Part of our pre-race swag included hot pink tutus. Tutus are fun and apparently divas wear them. I, however, could not fathom wearing the subtle little number while running, as it was not equipped with pockets and would clearly obstruct my access to the thousands of tissues crammed into my fuel belt. My sisters were similarly not keen on sporting the “universally flattering” tutus throughout the race, so we opted to tote them along for a diva photo op before the race.
Then we headed off to the start, along with 5 thousand other divas.
And we parted ways. Jennine and Madeline had a 10-minute head start by tackling the 5k, their first ever race of any length. They finished as Kristiann and I were heading into our 2nd mile, gloating via text with their race medals and snapping pictures with one of the few crazy male divas in the race.
Well, the joke was on them, though, because after finishing they had to stand around and wait for Kristiann and me to finish the half marathon, and anyone can guess how that went! Mag was with us for the first 30 seconds and I pride myself in being able to keep up with her for that long.
The real drama was with Kristiann and me. And the porta-potties. I, of course, had to poop. If you’ve followed my blog, know that no one was more alarmed at the change in venue than myself. The lines to the porta-potties at the starting line were so impossibly long that I was forced to forgo my tried and true final pit stop before starting the race. (Incidentally, so was Mag, which I think explains her pose in the above picture). Ironically, when I started running the spigot was dry; the river did not flow through it; the drip did not drop; the climate remained sunny south of the border, at least on the beachfront. While I was delighted with this revelation, I was immediately stricken with the unfortunate sense of a thunderstorm brewing inland. It is in this way that running sucks the most. When something goes right, it will find a way to turn your body around and screw you.
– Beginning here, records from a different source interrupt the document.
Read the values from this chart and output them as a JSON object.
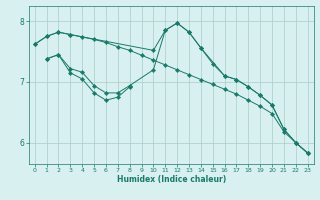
{
  "xlabel": "Humidex (Indice chaleur)",
  "bg_color": "#d8f0f0",
  "grid_color": "#aacccc",
  "line_color": "#1a7a6a",
  "xlim": [
    -0.5,
    23.5
  ],
  "ylim": [
    5.65,
    8.25
  ],
  "yticks": [
    6,
    7,
    8
  ],
  "xticks": [
    0,
    1,
    2,
    3,
    4,
    5,
    6,
    7,
    8,
    9,
    10,
    11,
    12,
    13,
    14,
    15,
    16,
    17,
    18,
    19,
    20,
    21,
    22,
    23
  ],
  "line1_x": [
    0,
    1,
    2,
    3,
    4,
    5,
    6,
    7,
    8,
    9,
    10,
    11,
    12,
    13,
    14,
    15,
    16,
    17,
    18,
    19,
    20,
    21,
    22,
    23
  ],
  "line1_y": [
    7.62,
    7.75,
    7.82,
    7.78,
    7.74,
    7.7,
    7.65,
    7.58,
    7.52,
    7.44,
    7.36,
    7.28,
    7.2,
    7.12,
    7.04,
    6.96,
    6.88,
    6.8,
    6.7,
    6.6,
    6.48,
    6.18,
    6.0,
    5.83
  ],
  "line2_x": [
    0,
    1,
    2,
    3,
    10,
    11,
    12,
    13,
    14,
    15,
    16,
    17,
    18,
    19,
    20,
    21,
    22,
    23
  ],
  "line2_y": [
    7.62,
    7.75,
    7.82,
    7.78,
    7.52,
    7.85,
    7.97,
    7.82,
    7.56,
    7.3,
    7.1,
    7.04,
    6.92,
    6.78,
    6.62,
    6.22,
    6.0,
    5.83
  ],
  "line3_x": [
    1,
    2,
    3,
    4,
    5,
    6,
    7,
    8,
    10,
    11,
    12,
    13,
    14,
    16,
    17,
    18,
    19,
    20,
    21,
    22,
    23
  ],
  "line3_y": [
    7.38,
    7.45,
    7.22,
    7.16,
    6.94,
    6.82,
    6.82,
    6.94,
    7.2,
    7.85,
    7.97,
    7.82,
    7.56,
    7.1,
    7.04,
    6.92,
    6.78,
    6.62,
    6.22,
    6.0,
    5.83
  ],
  "line4_x": [
    1,
    2,
    3,
    4,
    5,
    6,
    7,
    8
  ],
  "line4_y": [
    7.38,
    7.45,
    7.15,
    7.05,
    6.82,
    6.7,
    6.75,
    6.92
  ]
}
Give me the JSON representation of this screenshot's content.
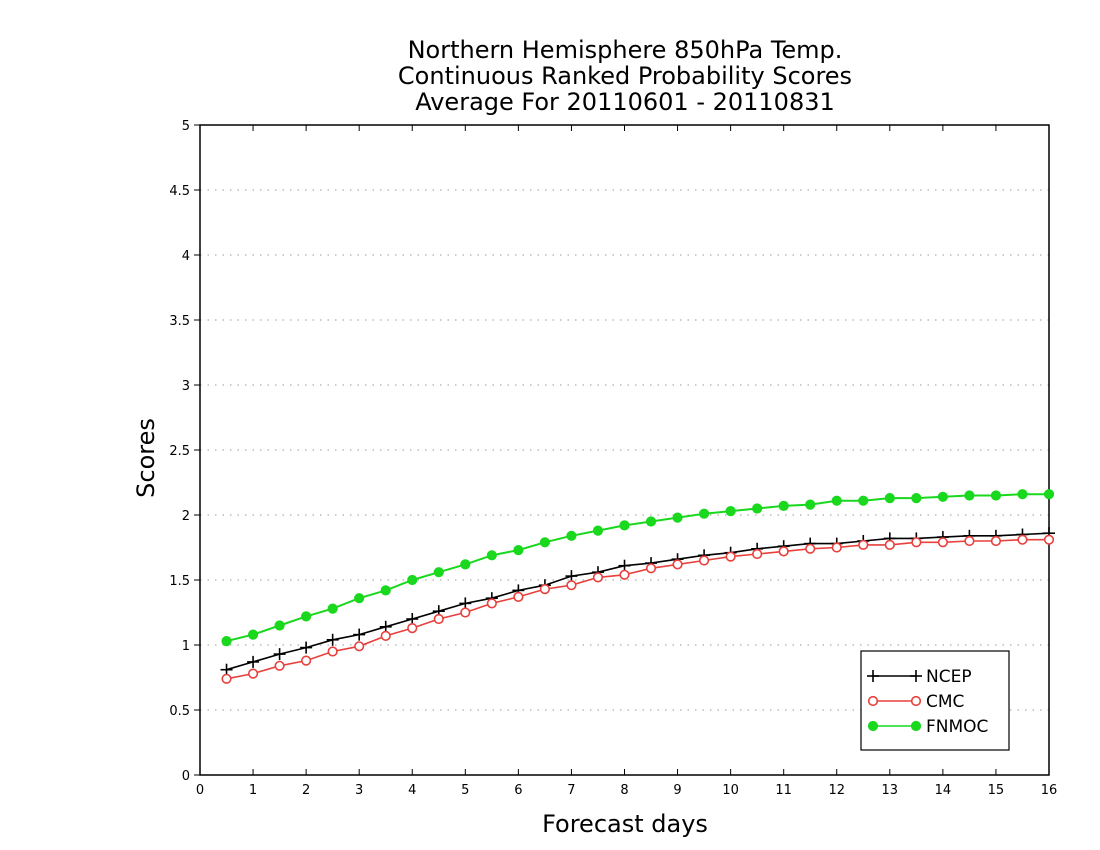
{
  "chart_data": {
    "type": "line",
    "title": [
      "Northern Hemisphere 850hPa Temp.",
      "Continuous Ranked Probability Scores",
      "Average For 20110601 - 20110831"
    ],
    "xlabel": "Forecast days",
    "ylabel": "Scores",
    "xlim": [
      0,
      16
    ],
    "ylim": [
      0,
      5
    ],
    "x_ticks": [
      0,
      1,
      2,
      3,
      4,
      5,
      6,
      7,
      8,
      9,
      10,
      11,
      12,
      13,
      14,
      15,
      16
    ],
    "y_ticks": [
      "0",
      "0.5",
      "1",
      "1.5",
      "2",
      "2.5",
      "3",
      "3.5",
      "4",
      "4.5",
      "5"
    ],
    "grid": true,
    "legend_position": "bottom-right",
    "x": [
      0.5,
      1,
      1.5,
      2,
      2.5,
      3,
      3.5,
      4,
      4.5,
      5,
      5.5,
      6,
      6.5,
      7,
      7.5,
      8,
      8.5,
      9,
      9.5,
      10,
      10.5,
      11,
      11.5,
      12,
      12.5,
      13,
      13.5,
      14,
      14.5,
      15,
      15.5,
      16
    ],
    "series": [
      {
        "name": "NCEP",
        "color": "#000000",
        "marker": "plus",
        "values": [
          0.81,
          0.87,
          0.93,
          0.98,
          1.04,
          1.08,
          1.14,
          1.2,
          1.26,
          1.32,
          1.36,
          1.42,
          1.46,
          1.53,
          1.56,
          1.61,
          1.63,
          1.66,
          1.69,
          1.71,
          1.74,
          1.76,
          1.78,
          1.78,
          1.8,
          1.82,
          1.82,
          1.83,
          1.84,
          1.84,
          1.85,
          1.86
        ]
      },
      {
        "name": "CMC",
        "color": "#e8403c",
        "marker": "open-circle",
        "values": [
          0.74,
          0.78,
          0.84,
          0.88,
          0.95,
          0.99,
          1.07,
          1.13,
          1.2,
          1.25,
          1.32,
          1.37,
          1.43,
          1.46,
          1.52,
          1.54,
          1.59,
          1.62,
          1.65,
          1.68,
          1.7,
          1.72,
          1.74,
          1.75,
          1.77,
          1.77,
          1.79,
          1.79,
          1.8,
          1.8,
          1.81,
          1.81
        ]
      },
      {
        "name": "FNMOC",
        "color": "#19d81d",
        "marker": "filled-circle",
        "values": [
          1.03,
          1.08,
          1.15,
          1.22,
          1.28,
          1.36,
          1.42,
          1.5,
          1.56,
          1.62,
          1.69,
          1.73,
          1.79,
          1.84,
          1.88,
          1.92,
          1.95,
          1.98,
          2.01,
          2.03,
          2.05,
          2.07,
          2.08,
          2.11,
          2.11,
          2.13,
          2.13,
          2.14,
          2.15,
          2.15,
          2.16,
          2.16
        ]
      }
    ]
  }
}
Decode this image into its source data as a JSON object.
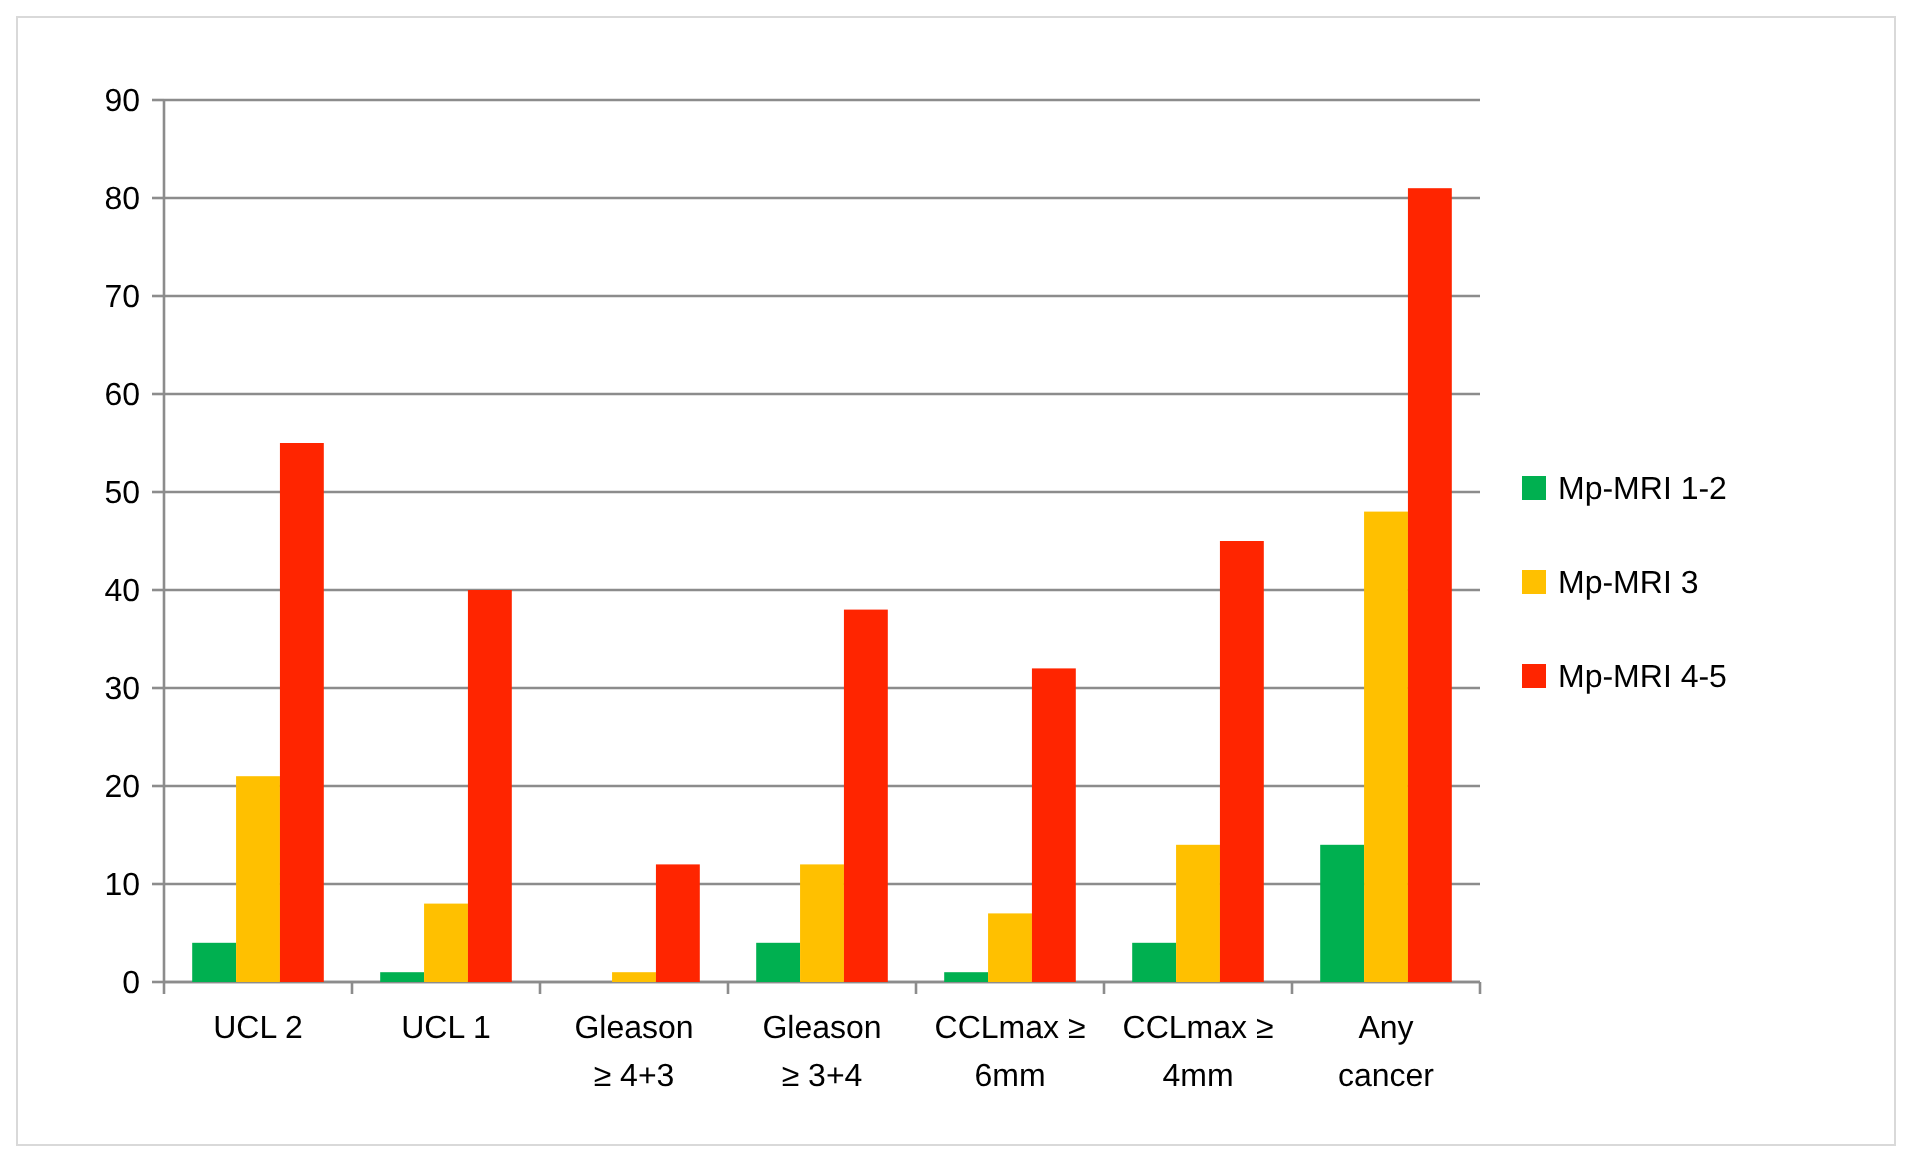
{
  "chart_data": {
    "type": "bar",
    "categories": [
      "UCL 2",
      "UCL 1",
      "Gleason ≥ 4+3",
      "Gleason ≥ 3+4",
      "CCLmax ≥ 6mm",
      "CCLmax ≥ 4mm",
      "Any cancer"
    ],
    "series": [
      {
        "name": "Mp-MRI 1-2",
        "color": "#00b050",
        "values": [
          4,
          1,
          0,
          4,
          1,
          4,
          14
        ]
      },
      {
        "name": "Mp-MRI 3",
        "color": "#ffc000",
        "values": [
          21,
          8,
          1,
          12,
          7,
          14,
          48
        ]
      },
      {
        "name": "Mp-MRI 4-5",
        "color": "#ff2500",
        "values": [
          55,
          40,
          12,
          38,
          32,
          45,
          81
        ]
      }
    ],
    "ylim": [
      0,
      90
    ],
    "yticks": [
      0,
      10,
      20,
      30,
      40,
      50,
      60,
      70,
      80,
      90
    ],
    "grid": "y",
    "legend": "right"
  }
}
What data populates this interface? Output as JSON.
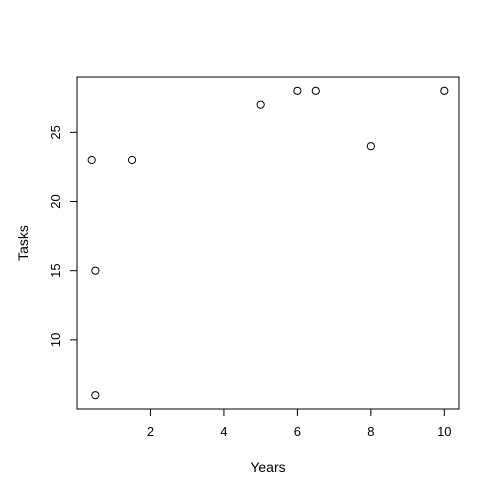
{
  "chart_data": {
    "type": "scatter",
    "xlabel": "Years",
    "ylabel": "Tasks",
    "xlim": [
      0.0,
      10.4
    ],
    "ylim": [
      5.0,
      29.0
    ],
    "xticks": [
      2,
      4,
      6,
      8,
      10
    ],
    "yticks": [
      10,
      15,
      20,
      25
    ],
    "x": [
      0.4,
      0.5,
      0.5,
      1.5,
      5.0,
      6.0,
      6.5,
      8.0,
      10.0
    ],
    "y": [
      23,
      15,
      6,
      23,
      27,
      28,
      28,
      24,
      28
    ],
    "grid": false,
    "point_color": "#000000"
  }
}
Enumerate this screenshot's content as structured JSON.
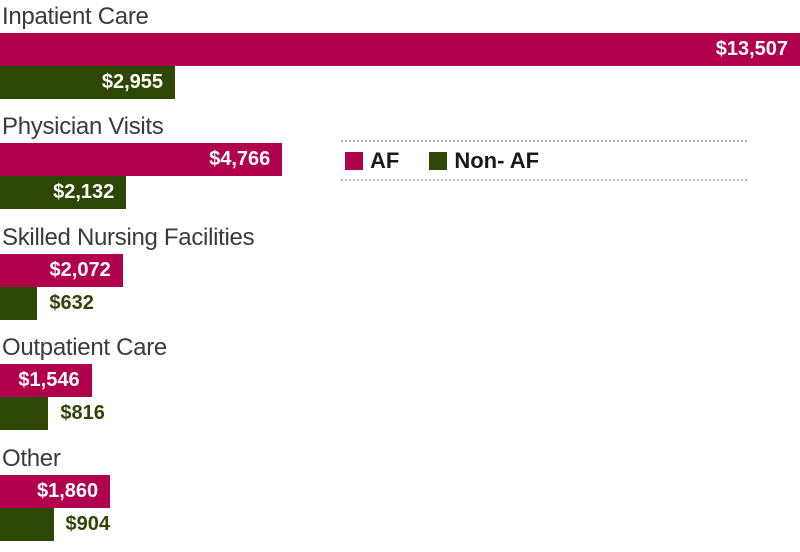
{
  "chart_data": {
    "type": "bar",
    "orientation": "horizontal",
    "title": "",
    "xlabel": "",
    "ylabel": "",
    "grid": false,
    "axes_visible": false,
    "xmax": 13507,
    "legend_position": "center-right",
    "categories": [
      "Inpatient Care",
      "Physician Visits",
      "Skilled Nursing Facilities",
      "Outpatient Care",
      "Other"
    ],
    "series": [
      {
        "name": "AF",
        "color": "#B1014D",
        "values": [
          13507,
          4766,
          2072,
          1546,
          1860
        ],
        "labels": [
          "$13,507",
          "$4,766",
          "$2,072",
          "$1,546",
          "$1,860"
        ]
      },
      {
        "name": "Non- AF",
        "color": "#2F4705",
        "values": [
          2955,
          2132,
          632,
          816,
          904
        ],
        "labels": [
          "$2,955",
          "$2,132",
          "$632",
          "$816",
          "$904"
        ]
      }
    ]
  },
  "legend": {
    "items": [
      {
        "label": "AF",
        "color": "#B1014D"
      },
      {
        "label": "Non- AF",
        "color": "#2F4705"
      }
    ]
  },
  "colors": {
    "af_bar": "#B1014D",
    "non_af_bar": "#2F4705",
    "category_text": "#3b3b3b",
    "legend_text": "#1a1a1a",
    "legend_border": "#b3b3b3",
    "inside_label_text": "#ffffff",
    "background": "#ffffff"
  }
}
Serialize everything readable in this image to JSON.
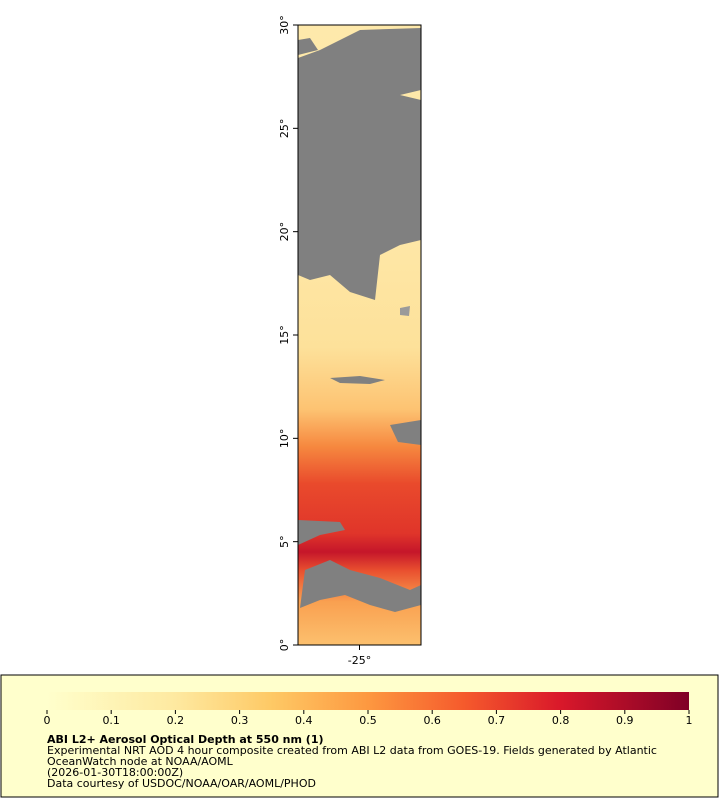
{
  "map": {
    "xlim": [
      -28,
      -22
    ],
    "ylim": [
      0,
      30
    ],
    "xticks": [
      {
        "value": -25,
        "label": "-25°"
      }
    ],
    "yticks": [
      {
        "value": 0,
        "label": "0°"
      },
      {
        "value": 5,
        "label": "5°"
      },
      {
        "value": 10,
        "label": "10°"
      },
      {
        "value": 15,
        "label": "15°"
      },
      {
        "value": 20,
        "label": "20°"
      },
      {
        "value": 25,
        "label": "25°"
      },
      {
        "value": 30,
        "label": "30°"
      }
    ]
  },
  "legend": {
    "title": "ABI L2+ Aerosol Optical Depth at 550 nm (1)",
    "colorbar": {
      "range": [
        0,
        1
      ],
      "ticks": [
        0,
        0.1,
        0.2,
        0.3,
        0.4,
        0.5,
        0.6,
        0.7,
        0.8,
        0.9,
        1
      ]
    },
    "lines": [
      "Experimental NRT AOD 4 hour composite created from ABI L2 data from GOES-19. Fields generated by Atlantic",
      "OceanWatch node at NOAA/AOML",
      "(2026-01-30T18:00:00Z)",
      "Data courtesy of USDOC/NOAA/OAR/AOML/PHOD"
    ]
  }
}
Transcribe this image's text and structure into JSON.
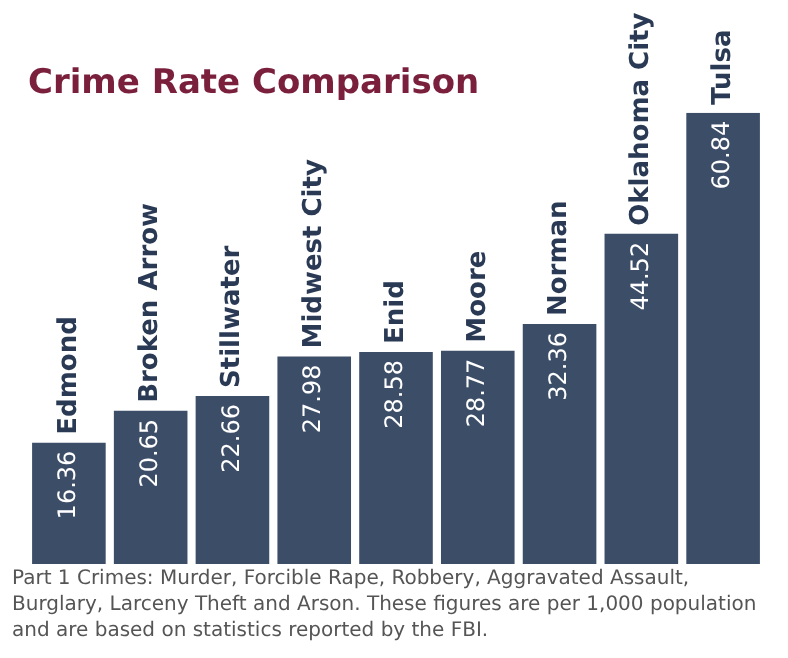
{
  "chart_data": {
    "type": "bar",
    "title": "Crime Rate Comparison",
    "categories": [
      "Edmond",
      "Broken Arrow",
      "Stillwater",
      "Midwest City",
      "Enid",
      "Moore",
      "Norman",
      "Oklahoma City",
      "Tulsa"
    ],
    "values": [
      16.36,
      20.65,
      22.66,
      27.98,
      28.58,
      28.77,
      32.36,
      44.52,
      60.84
    ],
    "color": "#3c4d68",
    "data_labels": true,
    "annotations": [
      "Part 1 Crimes: Murder, Forcible Rape, Robbery, Aggravated Assault, Burglary, Larceny Theft and Arson. These figures are per 1,000 population and are based on statistics reported by the FBI."
    ]
  }
}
ANYWAY, after persevering a couple of miles and sadly bypassing a couple of lone porta-potties with huge lines along the route, I finally had to pull over. Because my sister was by my side, ready to fulfill her duty to record all of my humiliating life experiences, I have the world’s least flattering photo to insert.
Moving on. Kristiann is the one true diva out of the lot of us. Somewhere into the 6th mile, Kristiann, who is diabetic, started to have problems regulating her blood sugar. She is on an insulin pump and a continuous glucose monitor. She ate some fuel to try to bring her blood sugar back up, but her sugars were reluctant to respond. Then she became nauseated because of the fuel. And if that weren’t enough, her legs started cramping–visibly. At one point it looked like she was trying to grow a 2nd calf muscle on top of her regular one. I found myself to be exceptionally helpful with motivational sayings such as, “Wow, that’s a really big cramp,” and “ooooh, that must hurt. A lot.” I sympathetically offered to massage it out, only to horrifically rediscover 2 seconds later that people get really, REALLY, sweaty after running 10 miles in South Carolina with 99.9% humidity. So no, I could not continue, no matter how many calf muscles my poor sister intended to grow.
Leg cramps can happen to diabetics when their blood sugars oscillate wildly. Under these circumstances, it is amazing that she was able to finish at all. We were forced to walk much of the second half of the race but Kristiann remained light-hearted (maybe that was low blood sugar confusion), and in good spirits throughout the race. Not once did she whine about how running sucks, how diabetes sucks, or how she wanted to flop around on the ground and take a nap. I don’t believe the thought of dropping out ever even crossed her mind. She never asked me to carry her, and I can assure you I would have readily done all of these things in her place. The fact that she was able to persevere and finish the race under the most extreme, adverse circumstances makes her the biggest Diva of us all. We made it to the finish line together ahead of some, and Kristiann was last in our group. Sometimes the last finish is the strongest.